BoG MPC begins 129th meeting amid economic recovery and disinflation
16th March 2026
The Monetary Policy Committee (MPC) of the Bank of Ghana has commenced its 129th Regular Meeting, running from Monday, March 16, 2026, to Wednesday, March 18, 2026. The committee is reviewing recent developments in the Ghanaian economy.
The meeting will conclude with a press conference on Wednesday, March 18, to announce the Committee’s policy decision.
At the 128th MPC meeting, held from January 26–28, 2026, the Committee, by majority vote, reduced the Monetary Policy Rate (MPR) by 250 basis points to 15.5 percent.

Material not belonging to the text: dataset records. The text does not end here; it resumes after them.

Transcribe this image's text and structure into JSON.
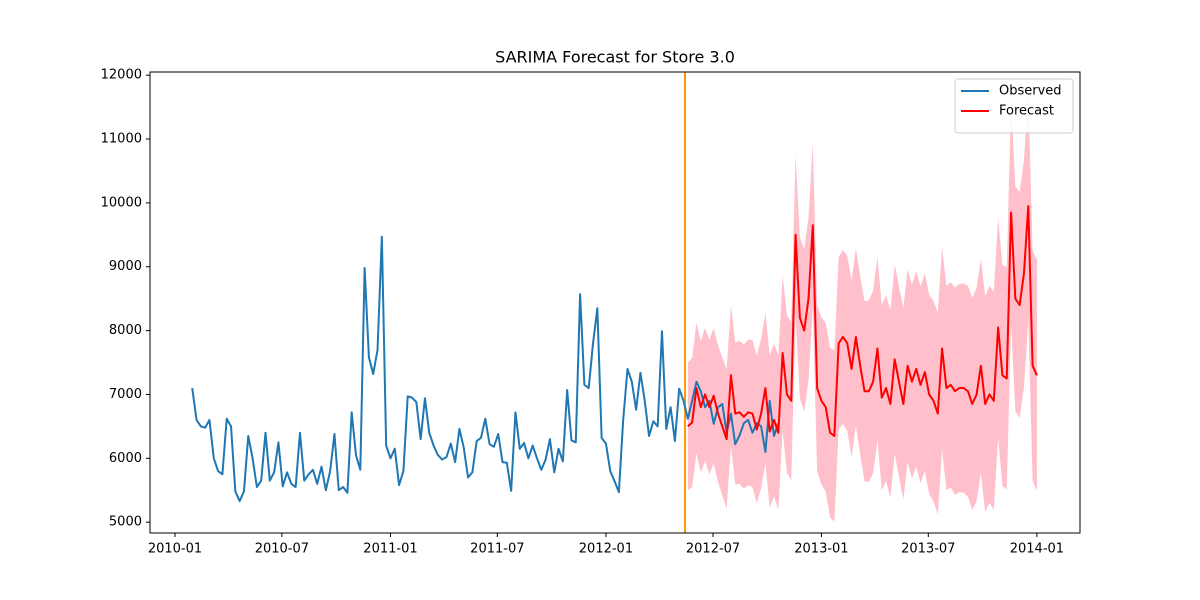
{
  "chart_data": {
    "type": "line",
    "title": "SARIMA Forecast for Store 3.0",
    "xlim": [
      2009.884,
      2014.2
    ],
    "ylim": [
      4830,
      12050
    ],
    "xticks": [
      {
        "value": 2010.0,
        "label": "2010-01"
      },
      {
        "value": 2010.496,
        "label": "2010-07"
      },
      {
        "value": 2011.0,
        "label": "2011-01"
      },
      {
        "value": 2011.496,
        "label": "2011-07"
      },
      {
        "value": 2012.0,
        "label": "2012-01"
      },
      {
        "value": 2012.497,
        "label": "2012-07"
      },
      {
        "value": 2013.0,
        "label": "2013-01"
      },
      {
        "value": 2013.496,
        "label": "2013-07"
      },
      {
        "value": 2014.0,
        "label": "2014-01"
      }
    ],
    "yticks": [
      5000,
      6000,
      7000,
      8000,
      9000,
      10000,
      11000,
      12000
    ],
    "legend": "upper right",
    "vline": {
      "x": 2012.367,
      "color": "#ff9900"
    },
    "series": [
      {
        "name": "Observed",
        "color": "#1f77b4",
        "x": [
          2010.08,
          2010.1,
          2010.12,
          2010.14,
          2010.16,
          2010.18,
          2010.2,
          2010.22,
          2010.24,
          2010.26,
          2010.28,
          2010.3,
          2010.32,
          2010.34,
          2010.36,
          2010.38,
          2010.4,
          2010.42,
          2010.44,
          2010.46,
          2010.48,
          2010.5,
          2010.52,
          2010.54,
          2010.56,
          2010.58,
          2010.6,
          2010.62,
          2010.64,
          2010.66,
          2010.68,
          2010.7,
          2010.72,
          2010.74,
          2010.76,
          2010.78,
          2010.8,
          2010.82,
          2010.84,
          2010.86,
          2010.88,
          2010.9,
          2010.92,
          2010.94,
          2010.96,
          2010.98,
          2011,
          2011.02,
          2011.04,
          2011.06,
          2011.08,
          2011.1,
          2011.12,
          2011.14,
          2011.16,
          2011.18,
          2011.2,
          2011.22,
          2011.24,
          2011.26,
          2011.28,
          2011.3,
          2011.32,
          2011.34,
          2011.36,
          2011.38,
          2011.4,
          2011.42,
          2011.44,
          2011.46,
          2011.48,
          2011.5,
          2011.52,
          2011.54,
          2011.56,
          2011.58,
          2011.6,
          2011.62,
          2011.64,
          2011.66,
          2011.68,
          2011.7,
          2011.72,
          2011.74,
          2011.76,
          2011.78,
          2011.8,
          2011.82,
          2011.84,
          2011.86,
          2011.88,
          2011.9,
          2011.92,
          2011.94,
          2011.96,
          2011.98,
          2012,
          2012.02,
          2012.04,
          2012.06,
          2012.08,
          2012.1,
          2012.12,
          2012.14,
          2012.16,
          2012.18,
          2012.2,
          2012.22,
          2012.24,
          2012.26,
          2012.28,
          2012.3,
          2012.32,
          2012.34,
          2012.36,
          2012.38,
          2012.4,
          2012.42,
          2012.44,
          2012.46,
          2012.48,
          2012.5,
          2012.52,
          2012.54,
          2012.56,
          2012.58,
          2012.6,
          2012.62,
          2012.64,
          2012.66,
          2012.68,
          2012.7,
          2012.72,
          2012.74,
          2012.76,
          2012.78,
          2012.8
        ],
        "values": [
          7100,
          6600,
          6500,
          6480,
          6600,
          6000,
          5800,
          5750,
          6620,
          6500,
          5480,
          5330,
          5480,
          6350,
          6000,
          5550,
          5650,
          6400,
          5650,
          5780,
          6250,
          5560,
          5780,
          5600,
          5550,
          6400,
          5650,
          5750,
          5820,
          5600,
          5870,
          5500,
          5800,
          6380,
          5500,
          5550,
          5460,
          6720,
          6050,
          5820,
          8980,
          7580,
          7320,
          7700,
          9470,
          6200,
          6000,
          6150,
          5580,
          5800,
          6970,
          6950,
          6880,
          6300,
          6940,
          6400,
          6200,
          6050,
          5980,
          6020,
          6230,
          5940,
          6460,
          6170,
          5700,
          5780,
          6270,
          6320,
          6620,
          6220,
          6180,
          6380,
          5940,
          5930,
          5490,
          6720,
          6150,
          6240,
          6000,
          6200,
          6000,
          5820,
          5980,
          6300,
          5780,
          6150,
          5950,
          7070,
          6280,
          6250,
          8570,
          7150,
          7100,
          7800,
          8350,
          6320,
          6230,
          5800,
          5640,
          5470,
          6600,
          7400,
          7200,
          6760,
          7340,
          6900,
          6350,
          6580,
          6500,
          7990,
          6460,
          6800,
          6270,
          7090,
          6900,
          6620,
          6900,
          7200,
          7050,
          6800,
          6900,
          6540,
          6800,
          6850,
          6400,
          6700,
          6220,
          6360,
          6550,
          6600,
          6400,
          6550,
          6500,
          6100,
          6900,
          6350,
          6550
        ]
      },
      {
        "name": "Forecast",
        "color": "#ff0000",
        "band_color": "#ffc0cb",
        "x": [
          2012.38,
          2012.4,
          2012.42,
          2012.44,
          2012.46,
          2012.48,
          2012.5,
          2012.52,
          2012.54,
          2012.56,
          2012.58,
          2012.6,
          2012.62,
          2012.64,
          2012.66,
          2012.68,
          2012.7,
          2012.72,
          2012.74,
          2012.76,
          2012.78,
          2012.8,
          2012.82,
          2012.84,
          2012.86,
          2012.88,
          2012.9,
          2012.92,
          2012.94,
          2012.96,
          2012.98,
          2013,
          2013.02,
          2013.04,
          2013.06,
          2013.08,
          2013.1,
          2013.12,
          2013.14,
          2013.16,
          2013.18,
          2013.2,
          2013.22,
          2013.24,
          2013.26,
          2013.28,
          2013.3,
          2013.32,
          2013.34,
          2013.36,
          2013.38,
          2013.4,
          2013.42,
          2013.44,
          2013.46,
          2013.48,
          2013.5,
          2013.52,
          2013.54,
          2013.56,
          2013.58,
          2013.6,
          2013.62,
          2013.64,
          2013.66,
          2013.68,
          2013.7,
          2013.72,
          2013.74,
          2013.76,
          2013.78,
          2013.8,
          2013.82,
          2013.84,
          2013.86,
          2013.88,
          2013.9,
          2013.92,
          2013.94,
          2013.96,
          2013.98,
          2014
        ],
        "values": [
          6500,
          6560,
          7100,
          6800,
          7000,
          6800,
          6980,
          6700,
          6500,
          6300,
          7300,
          6700,
          6720,
          6650,
          6720,
          6700,
          6450,
          6700,
          7100,
          6420,
          6600,
          6400,
          7650,
          7000,
          6900,
          9500,
          8200,
          8000,
          8500,
          9650,
          7100,
          6900,
          6800,
          6400,
          6350,
          7800,
          7900,
          7800,
          7400,
          7900,
          7450,
          7050,
          7050,
          7200,
          7720,
          6950,
          7100,
          6850,
          7550,
          7200,
          6850,
          7450,
          7200,
          7400,
          7150,
          7350,
          7000,
          6900,
          6700,
          7720,
          7100,
          7150,
          7050,
          7100,
          7100,
          7050,
          6850,
          7000,
          7450,
          6850,
          7000,
          6900,
          8050,
          7300,
          7250,
          9850,
          8500,
          8400,
          8900,
          9950,
          7450,
          7300
        ],
        "lower": [
          5500,
          5550,
          6080,
          5770,
          5960,
          5750,
          5920,
          5630,
          5420,
          5210,
          6200,
          5590,
          5600,
          5520,
          5580,
          5550,
          5290,
          5530,
          5920,
          5230,
          5400,
          5190,
          6430,
          5770,
          5660,
          8250,
          6940,
          6730,
          7220,
          8360,
          5800,
          5590,
          5480,
          5070,
          5010,
          6450,
          6540,
          6430,
          6020,
          6510,
          6050,
          5640,
          5630,
          5770,
          6280,
          5500,
          5640,
          5380,
          6070,
          5710,
          5350,
          5940,
          5680,
          5870,
          5610,
          5800,
          5440,
          5330,
          5120,
          6130,
          5500,
          5540,
          5430,
          5470,
          5460,
          5400,
          5190,
          5330,
          5770,
          5160,
          5300,
          5190,
          6330,
          5570,
          5510,
          8100,
          6740,
          6630,
          7120,
          8160,
          5650,
          5490
        ],
        "upper": [
          7500,
          7570,
          8120,
          7830,
          8040,
          7850,
          8040,
          7770,
          7580,
          7390,
          8400,
          7810,
          7840,
          7780,
          7860,
          7850,
          7610,
          7870,
          8280,
          7610,
          7800,
          7610,
          8870,
          8230,
          8140,
          10750,
          9460,
          9270,
          9780,
          10940,
          8400,
          8210,
          8120,
          7730,
          7690,
          9150,
          9260,
          9170,
          8780,
          9290,
          8850,
          8460,
          8470,
          8630,
          9160,
          8400,
          8560,
          8320,
          9030,
          8690,
          8350,
          8960,
          8720,
          8930,
          8690,
          8900,
          8560,
          8470,
          8280,
          9310,
          8700,
          8760,
          8670,
          8730,
          8740,
          8700,
          8510,
          8670,
          9130,
          8540,
          8700,
          8610,
          9770,
          9030,
          8990,
          11600,
          10260,
          10170,
          10680,
          11740,
          9250,
          9110
        ]
      }
    ]
  }
}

One MPC member highlighted that global economic activity remained solid in 2025 and is projected to grow by 3.3 percent in 2026. Inflation has eased across major economies, prompting most central banks to adopt looser monetary policies. Improved global financial conditions—supported by a softer US dollar and lower yields—provide a favourable backdrop, although geopolitical tensions, unpredictable tariff adjustments, and oil price volatility continue to pose risks.

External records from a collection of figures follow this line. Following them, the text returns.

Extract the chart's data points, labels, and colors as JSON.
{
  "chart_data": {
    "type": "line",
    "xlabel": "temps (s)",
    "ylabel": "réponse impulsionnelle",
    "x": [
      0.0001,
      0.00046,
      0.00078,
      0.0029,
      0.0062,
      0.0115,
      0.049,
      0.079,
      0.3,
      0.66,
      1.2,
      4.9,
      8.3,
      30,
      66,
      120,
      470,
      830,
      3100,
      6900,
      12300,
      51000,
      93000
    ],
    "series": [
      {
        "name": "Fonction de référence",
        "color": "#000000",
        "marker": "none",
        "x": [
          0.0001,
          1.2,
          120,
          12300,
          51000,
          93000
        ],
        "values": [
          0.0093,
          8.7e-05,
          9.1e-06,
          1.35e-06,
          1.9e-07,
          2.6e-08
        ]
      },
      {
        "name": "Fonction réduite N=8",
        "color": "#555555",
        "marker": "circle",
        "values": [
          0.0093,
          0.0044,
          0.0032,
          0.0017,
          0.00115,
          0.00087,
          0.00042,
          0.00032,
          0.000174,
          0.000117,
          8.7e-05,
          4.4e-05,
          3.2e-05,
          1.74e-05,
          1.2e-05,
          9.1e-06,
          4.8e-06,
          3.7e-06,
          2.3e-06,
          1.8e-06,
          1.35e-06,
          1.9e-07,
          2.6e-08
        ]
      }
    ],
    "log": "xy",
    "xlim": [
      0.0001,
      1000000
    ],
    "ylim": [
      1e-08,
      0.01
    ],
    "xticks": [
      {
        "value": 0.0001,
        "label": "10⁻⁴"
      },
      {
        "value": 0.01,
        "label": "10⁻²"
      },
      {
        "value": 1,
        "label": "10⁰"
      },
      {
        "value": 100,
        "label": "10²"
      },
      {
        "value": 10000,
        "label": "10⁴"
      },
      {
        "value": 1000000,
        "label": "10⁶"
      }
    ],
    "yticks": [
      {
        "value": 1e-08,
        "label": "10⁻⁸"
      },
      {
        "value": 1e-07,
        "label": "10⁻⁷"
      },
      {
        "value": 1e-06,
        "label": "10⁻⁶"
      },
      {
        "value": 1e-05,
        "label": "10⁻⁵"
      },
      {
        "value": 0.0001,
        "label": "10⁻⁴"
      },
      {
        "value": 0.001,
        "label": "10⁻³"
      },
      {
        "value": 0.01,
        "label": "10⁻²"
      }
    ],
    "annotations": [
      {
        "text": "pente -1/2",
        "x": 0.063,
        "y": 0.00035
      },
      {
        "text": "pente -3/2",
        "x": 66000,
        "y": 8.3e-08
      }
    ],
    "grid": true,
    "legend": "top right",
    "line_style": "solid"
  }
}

Domestically, macroeconomic conditions have strengthened further. Inflation declined for the twelfth consecutive month to 5.4 percent in December 2025, driven by a stable exchange rate, improved supply dynamics, and previous policy measures. Inflation expectations among consumers, firms, financial markets, and economic experts have also fallen, reinforcing the disinflation trend.

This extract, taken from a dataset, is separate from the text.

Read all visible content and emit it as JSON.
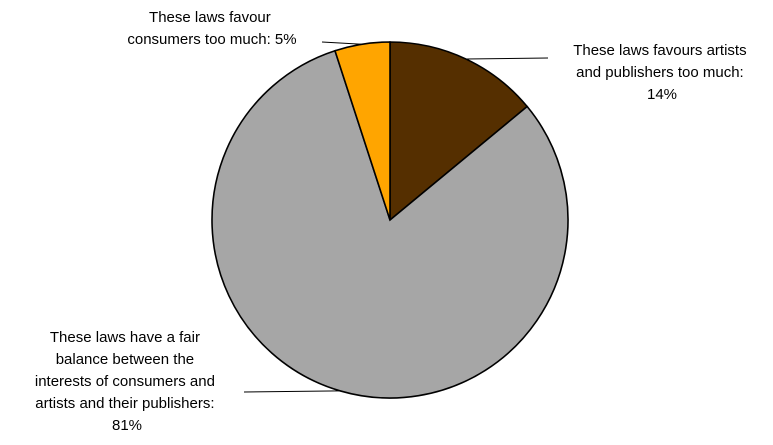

The MPC member noted, “The external sector remains robust, underpinned by a sizable current account surplus, strong foreign reserves, and solid currency performance. Real sector indicators—including GDP trends, the Composite Index of Economic Activity (CIEA), the Purchasing Managers’ Index (PMI), and sentiment measures—point to continued economic expansion. Monetary and financial conditions are gradually normalising, with improving liquidity and early signs of recovery in private sector credit.”
“Risks to the inflation outlook are broadly balanced. Potential upward pressures from utility tariff adjustments, agricultural supply disruptions, and global commodity price movements are offset by downward pressures from a strong currency, expected reductions in transport fares, and lower VAT and fuel prices. Near-term forecasts indicate inflation will remain within or below the lower bound of the target band. Given sustained disinflation, anchored expectations, and strengthened external fundamentals, maintaining the previous degree of monetary tightness could unduly constrain economic activity and delay credit recovery. Current conditions provide room for a measured easing of the policy stance. The economy is now at a stage where disinflation is well established, expectations are firmly anchored, and external conditions are favourable. A cautious adjustment in the policy rate will help align real rates with current inflation dynamics, support confidence, stimulate credit growth, and reinforce the ongoing economic recovery, while keeping inflation within the medium-term target range. I therefore vote to reduce the policy rate by 250 basis points to 15.5 percent, while reaffirming the Committee’s commitment to act swiftly if inflation risks emerge,” he added.
The MPC’s ongoing deliberations will guide Ghana’s monetary policy for the coming months as the economy continues its recovery and disinflationary trend.